The next morning my mother-in-law had to fly back to Georgia. My dear neighbor got my prescriptions filled for me. I was taking a pain medicine and a muscle relaxant. I was flat on my back in bed. My older two boys were fine, but my daughter went next door with the neighbor. I was not feeling right at all.
I went to the doctor on Monday evening. He looked at my chart and saw the x-ray from before and said, "oh yes, you have degenerative disc disease and you need to go to an orthopedist and they can help you. In the mean time take some steriods and the inflamation will go down and you will get feeling back." I questioned him over and over about the numbness. He assured me it would go away once the inflmation went away. I believed him.

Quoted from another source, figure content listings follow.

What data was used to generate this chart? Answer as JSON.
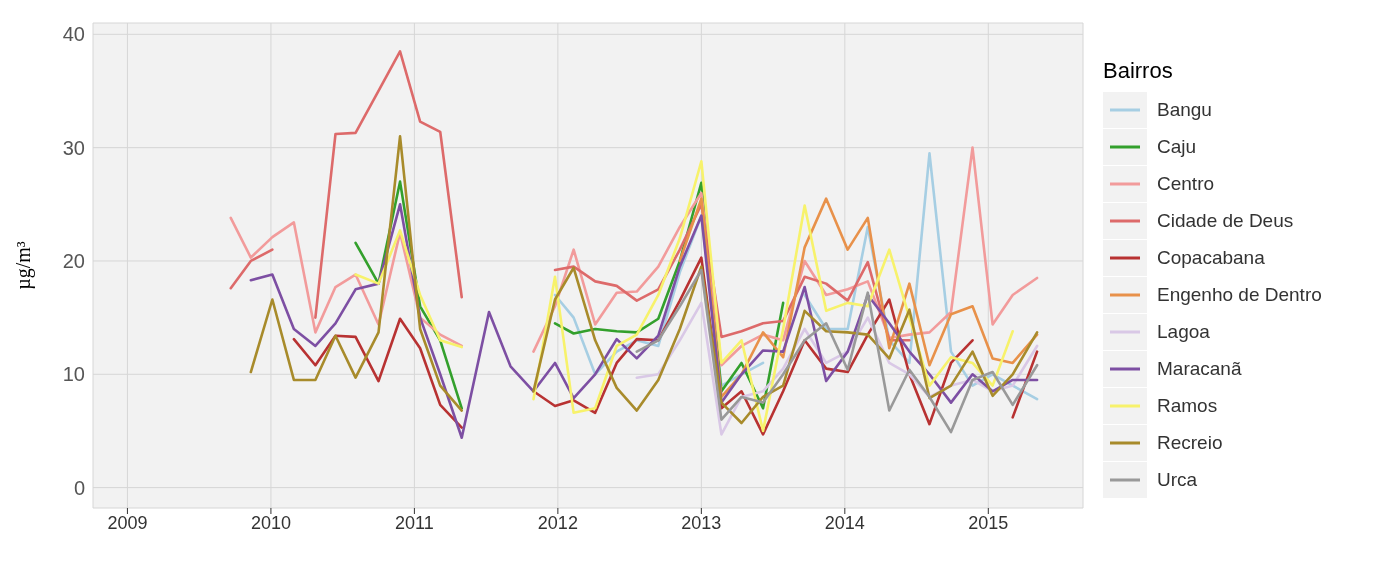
{
  "chart_data": {
    "type": "line",
    "ylabel": "µg/m³",
    "legend_title": "Bairros",
    "legend": "right",
    "grid": true,
    "marker": "none",
    "line_style": "solid",
    "xlim": [
      2008.76,
      2015.66
    ],
    "xticks": [
      2009,
      2010,
      2011,
      2012,
      2013,
      2014,
      2015
    ],
    "ylim": [
      -1.8,
      41
    ],
    "yticks": [
      0,
      10,
      20,
      30,
      40
    ],
    "x": [
      2009.72,
      2009.86,
      2010.01,
      2010.16,
      2010.31,
      2010.45,
      2010.59,
      2010.75,
      2010.9,
      2011.04,
      2011.18,
      2011.33,
      2011.52,
      2011.67,
      2011.83,
      2011.98,
      2012.11,
      2012.26,
      2012.41,
      2012.55,
      2012.7,
      2012.85,
      2013.0,
      2013.14,
      2013.28,
      2013.43,
      2013.57,
      2013.72,
      2013.87,
      2014.02,
      2014.16,
      2014.31,
      2014.45,
      2014.59,
      2014.74,
      2014.89,
      2015.03,
      2015.17,
      2015.34
    ],
    "series": [
      {
        "name": "Bangu",
        "color": "#a6cee3",
        "values": [
          null,
          null,
          null,
          null,
          null,
          null,
          null,
          null,
          null,
          null,
          null,
          null,
          null,
          null,
          null,
          17,
          15,
          10,
          12,
          13,
          12.5,
          19,
          24,
          9,
          10,
          11,
          null,
          17,
          14,
          14,
          23,
          13,
          11,
          29.5,
          12,
          9,
          10,
          9,
          7.8
        ]
      },
      {
        "name": "Caju",
        "color": "#33a02c",
        "values": [
          null,
          null,
          null,
          null,
          null,
          null,
          21.6,
          18,
          27,
          16,
          13,
          7,
          null,
          null,
          null,
          14.5,
          13.6,
          14,
          13.8,
          13.7,
          14.9,
          20,
          26.9,
          8.5,
          11,
          7,
          16.3,
          null,
          null,
          null,
          null,
          null,
          null,
          null,
          null,
          null,
          null,
          null,
          null
        ]
      },
      {
        "name": "Centro",
        "color": "#f29b9b",
        "values": [
          23.8,
          20.3,
          22.1,
          23.4,
          13.7,
          17.7,
          18.8,
          14.4,
          22.5,
          15,
          13.5,
          12.5,
          null,
          null,
          12,
          16,
          21,
          14.4,
          17.2,
          17.3,
          19.5,
          23,
          26,
          10.8,
          12.5,
          13.5,
          13,
          20,
          17,
          17.5,
          18.2,
          13.2,
          13.5,
          13.7,
          15.5,
          30,
          14.4,
          17,
          18.5
        ]
      },
      {
        "name": "Cidade de Deus",
        "color": "#dd6a6a",
        "values": [
          17.6,
          20,
          21,
          null,
          15,
          31.2,
          31.3,
          35,
          38.5,
          32.3,
          31.4,
          16.8,
          null,
          null,
          null,
          19.2,
          19.5,
          18.2,
          17.8,
          16.5,
          17.5,
          21,
          25,
          13.3,
          13.8,
          14.5,
          14.7,
          18.6,
          18,
          16.5,
          19.9,
          13,
          13,
          null,
          null,
          null,
          null,
          null,
          null
        ]
      },
      {
        "name": "Copacabana",
        "color": "#b83232",
        "values": [
          null,
          null,
          null,
          13.1,
          10.8,
          13.4,
          13.3,
          9.4,
          14.9,
          12.3,
          7.3,
          5.3,
          null,
          null,
          8.5,
          7.2,
          7.7,
          6.6,
          11,
          13.1,
          13,
          16.5,
          20.3,
          7,
          8.5,
          4.7,
          8.5,
          13,
          10.5,
          10.2,
          13.5,
          16.6,
          10,
          5.6,
          11,
          13,
          null,
          6.2,
          12
        ]
      },
      {
        "name": "Engenho de Dentro",
        "color": "#e8914a",
        "values": [
          null,
          null,
          null,
          null,
          null,
          null,
          null,
          null,
          null,
          null,
          null,
          null,
          null,
          null,
          null,
          null,
          null,
          null,
          null,
          null,
          null,
          20,
          25.5,
          8,
          10,
          13.7,
          11.5,
          21.2,
          25.5,
          21,
          23.8,
          12.3,
          18,
          10.8,
          15.3,
          16,
          11.4,
          11,
          13.5
        ]
      },
      {
        "name": "Lagoa",
        "color": "#d9c8e6",
        "values": [
          null,
          null,
          null,
          null,
          null,
          null,
          null,
          null,
          null,
          null,
          null,
          null,
          null,
          null,
          null,
          null,
          null,
          null,
          null,
          9.7,
          10,
          13,
          16.3,
          4.7,
          8,
          8.5,
          10.5,
          14,
          11,
          12,
          15,
          11,
          10,
          8,
          9,
          9.5,
          8.5,
          9,
          12.5
        ]
      },
      {
        "name": "Maracanã",
        "color": "#7d4fa3",
        "values": [
          null,
          18.3,
          18.8,
          14,
          12.5,
          14.5,
          17.5,
          18,
          25,
          15,
          10,
          4.4,
          15.5,
          10.7,
          8.5,
          11,
          7.9,
          10,
          13.1,
          11.4,
          13.4,
          19.5,
          24,
          7.5,
          10,
          12.1,
          12,
          17.7,
          9.4,
          12,
          17,
          14.5,
          12,
          10,
          7.5,
          10,
          8.5,
          9.5,
          9.5
        ]
      },
      {
        "name": "Ramos",
        "color": "#f7f26b",
        "values": [
          null,
          null,
          null,
          null,
          null,
          null,
          18.8,
          18,
          22.7,
          17,
          13,
          12.4,
          null,
          null,
          7.8,
          18.6,
          6.6,
          7,
          12.5,
          13.5,
          17,
          22,
          28.8,
          11,
          13,
          5,
          14,
          24.9,
          15.6,
          16.3,
          16,
          21,
          15,
          9,
          11.5,
          11,
          9,
          13.8,
          null
        ]
      },
      {
        "name": "Recreio",
        "color": "#a88b2b",
        "values": [
          null,
          10.2,
          16.6,
          9.5,
          9.5,
          13.4,
          9.7,
          13.7,
          31,
          14,
          9,
          6.8,
          null,
          null,
          8.5,
          16.6,
          19.4,
          13,
          8.8,
          6.8,
          9.5,
          14,
          19.5,
          7.5,
          5.7,
          8,
          9,
          15.6,
          13.8,
          13.7,
          13.5,
          11.4,
          15.7,
          7.9,
          9,
          12,
          8.1,
          10,
          13.7
        ]
      },
      {
        "name": "Urca",
        "color": "#999999",
        "values": [
          null,
          null,
          null,
          null,
          null,
          null,
          null,
          null,
          null,
          null,
          null,
          null,
          null,
          null,
          null,
          null,
          null,
          null,
          null,
          12,
          13,
          16,
          19.2,
          6,
          8,
          7.5,
          10,
          13,
          14.5,
          10.4,
          17.2,
          6.8,
          10.4,
          8,
          4.9,
          9.5,
          10.2,
          7.3,
          10.8
        ]
      }
    ]
  }
}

Tuesday I forced myself up and took the kids to the military base to apply for passports. We were planning a move to Italy and I had to do all this paperwork while my husband was deployed. On the drive up to the base my left leg had awful spasms and intense pain. Looking back I think that was when the nerves completely died. After that I didn't have anymore pain. When I returned home I went to the bathroom and discovered that I had wet myself. After having had three vaginally delivered, large children I had minor stress incontincence, but this I didn't even feel happen. I also realized that I had not had a bowel movement since I couldn't feel anything down there. I was scared. My grandparents were flying in that night so I just held out until they came in. I had two other episodes of urinary incontinence.
Wednesday, May 18th. I dropped my son to preschool and my grandfather drove me back to my doctor. I saw a PA and explained all of the symptoms to him. He was very concerned. He formerly worked in an ER and did a couple of neurological tests on me. He asked me to stand on my tiptoes and I couldn't. That's when he said, "Damn. You are going to need surgery, now." He sent me to the ER again.
I arrived close to 10:30am to the ER. I received two MRI scans. One without contrast and one with. By 7PM I was in the operating room. The neurosurgeon came to see me before surgery and showed me the MRI images. He said, "You have a huge mass here. I cannot tell if it's a ruptured disc or a mass like a tumor. I can go in and remove it and find out. If I don't do surgery now, you won't get any better." Of course I decided to have surgery. During all this time not one person actually mentioned Cauda Equina Syndrome. The surgeon kept saying I would make a full recovery in time and I would be fine. I believed him.